Results: The dynamic PET scan revealed that the [⁴⁴Sc]Sc-DOTA-Tz accumulated in the shoulders within the first minutes of the study and remained stable throughout the time course (SUV_Humerus = 0.2). Despite high accumulation in the kidneys (5% ID/g) and the urine (22% ID/g) visualization of the uptake in the shoulder and knees was still possible with PET. Ex vivo analysis revealed higher radioactivity accumulation in the left femur (0.26 ± 0.05% ID/g) and left humerus (0.29 ± 0.03% ID/g) in the rats pre-treated with BP-TCO when compared to the untreated rat (0.02% ID/g in both left humerus and femur).

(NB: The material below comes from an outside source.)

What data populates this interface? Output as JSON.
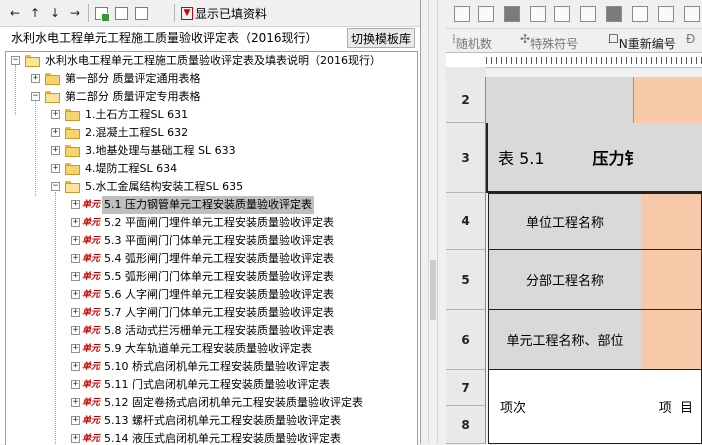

Conclusions: In this pilot study we have prepared a ⁴⁴Sc labelled-DOTA-Tz and used it in pretargeted PET imaging. The BP-TCO allowed for the evaluation of the iEDDA reaction with a radiolabelled Tz in a healthy rats. Although the overall uptake in the targeted tissue was lower than the previously reported direct targeting method (e.g. 3% ID/g) the pretargeted method resulted in good tumour visualization. Non-specific binding was low as there was a 100-fold higher uptake in the pre-treated rats compared to the non-treated control. Since the iEDDA reaction product forms early and remains stable over the course of the experiment, the imaging time can be optimized to match the clearance profile of the unreacted tetrazine, making scandium-44 (t_1/2 = 3.97 h) is suitable PET isotope for this endeavour.